At the time, I didn’t realize how deeply she was embedding her lesson of substance over style into my Cover Girl Eye Enhancer 3-Shadow Kit, in part because she was so sneaky, but also because I was too busy willing her to get stuck indefinitely in traffic on her way home from Wife Saver with a 12-piece mixed chicken dinner because:

A) No mom = no church. Even though the minister’s son was totally hot and usually sat two rows in front of me, service was long. At the exact moment I picked up a nubby pencil to write one of my besties a note on the back of the tithing envelope about how much fun we were gonna have at the pool if-I-ever-got-there-in-the-next-gazillion-years-because-my-mom-talks-soooooo-much-and-blah-blah-blekity-blah-and-stuff-like-that, she would inevitably pop up like a whack-a-mole in the choir loft, shooting me a laser-like stare from behind the over-teased perms of three super-tall sopranos.

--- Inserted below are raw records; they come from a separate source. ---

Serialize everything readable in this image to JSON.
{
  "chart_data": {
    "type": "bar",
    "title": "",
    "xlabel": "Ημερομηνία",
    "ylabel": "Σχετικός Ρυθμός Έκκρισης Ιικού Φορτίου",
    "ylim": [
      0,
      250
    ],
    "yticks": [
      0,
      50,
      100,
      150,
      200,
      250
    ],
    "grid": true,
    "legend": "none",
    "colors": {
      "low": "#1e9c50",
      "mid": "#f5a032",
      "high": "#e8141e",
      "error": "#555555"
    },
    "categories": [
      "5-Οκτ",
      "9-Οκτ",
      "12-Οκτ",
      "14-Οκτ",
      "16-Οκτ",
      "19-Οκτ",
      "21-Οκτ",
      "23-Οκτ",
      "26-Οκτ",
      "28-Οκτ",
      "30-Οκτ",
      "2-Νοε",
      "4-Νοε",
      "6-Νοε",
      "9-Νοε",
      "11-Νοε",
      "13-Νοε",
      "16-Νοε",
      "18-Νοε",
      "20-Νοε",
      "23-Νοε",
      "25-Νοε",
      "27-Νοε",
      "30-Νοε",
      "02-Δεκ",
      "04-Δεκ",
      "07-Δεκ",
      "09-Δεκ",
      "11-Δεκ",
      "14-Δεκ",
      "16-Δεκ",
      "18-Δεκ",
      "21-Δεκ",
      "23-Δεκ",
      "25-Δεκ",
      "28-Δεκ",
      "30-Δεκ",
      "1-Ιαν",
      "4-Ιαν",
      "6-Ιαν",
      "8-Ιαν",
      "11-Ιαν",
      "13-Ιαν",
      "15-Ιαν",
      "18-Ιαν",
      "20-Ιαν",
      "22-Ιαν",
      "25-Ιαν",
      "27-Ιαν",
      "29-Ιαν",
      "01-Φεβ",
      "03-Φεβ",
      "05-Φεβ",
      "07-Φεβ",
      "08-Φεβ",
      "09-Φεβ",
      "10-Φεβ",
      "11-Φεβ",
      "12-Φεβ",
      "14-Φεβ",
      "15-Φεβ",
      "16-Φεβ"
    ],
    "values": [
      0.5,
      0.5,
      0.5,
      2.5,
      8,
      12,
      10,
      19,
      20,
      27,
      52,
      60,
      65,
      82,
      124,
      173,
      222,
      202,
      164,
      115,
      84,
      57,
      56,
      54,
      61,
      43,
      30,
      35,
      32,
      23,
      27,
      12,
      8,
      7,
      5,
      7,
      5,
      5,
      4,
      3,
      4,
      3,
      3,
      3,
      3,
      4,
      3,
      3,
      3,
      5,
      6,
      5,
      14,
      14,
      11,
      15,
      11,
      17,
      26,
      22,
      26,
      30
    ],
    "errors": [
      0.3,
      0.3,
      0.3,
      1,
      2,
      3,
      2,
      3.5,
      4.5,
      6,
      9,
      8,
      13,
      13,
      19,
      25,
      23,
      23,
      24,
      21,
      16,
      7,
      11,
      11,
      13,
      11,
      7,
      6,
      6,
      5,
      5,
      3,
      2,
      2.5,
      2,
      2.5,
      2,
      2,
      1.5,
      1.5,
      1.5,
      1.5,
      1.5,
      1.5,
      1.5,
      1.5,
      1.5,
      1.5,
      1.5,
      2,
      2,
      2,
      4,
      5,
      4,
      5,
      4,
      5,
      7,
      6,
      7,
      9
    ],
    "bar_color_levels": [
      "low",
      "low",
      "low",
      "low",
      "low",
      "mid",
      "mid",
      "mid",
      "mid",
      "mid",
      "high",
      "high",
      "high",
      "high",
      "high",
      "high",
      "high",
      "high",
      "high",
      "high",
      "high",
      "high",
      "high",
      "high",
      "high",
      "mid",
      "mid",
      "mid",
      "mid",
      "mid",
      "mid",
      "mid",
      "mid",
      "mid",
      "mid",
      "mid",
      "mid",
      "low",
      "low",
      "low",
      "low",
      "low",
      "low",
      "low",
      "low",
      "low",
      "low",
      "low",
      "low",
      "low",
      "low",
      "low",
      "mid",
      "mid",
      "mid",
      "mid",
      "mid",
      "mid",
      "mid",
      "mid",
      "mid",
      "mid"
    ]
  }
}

B) I was convinced she bribed the orthodontist to K-O braces when I could have geared up on the spot, ensuring that as a freshman, I’d have a mouth full of metal and zero boyfriends.
C) Since the dawn of time or at least speed skates and for sure MTV, that’s what teenage girls are supposed to do.
But somehow, between Aqua Net and eye rolls, her lessons stuck. Too many years later to admit, I can actually hear her voice in my head (which kind of scares me when it’s dark outside), as I repeat her mantra to my own girls, and begin to teach them to anchor their self-esteem to any of part of their being people can’t see. Vanity isn’t all bad, but in a world increasingly crowded with camera phones and profile pics, it’s still everything under the surface that counts.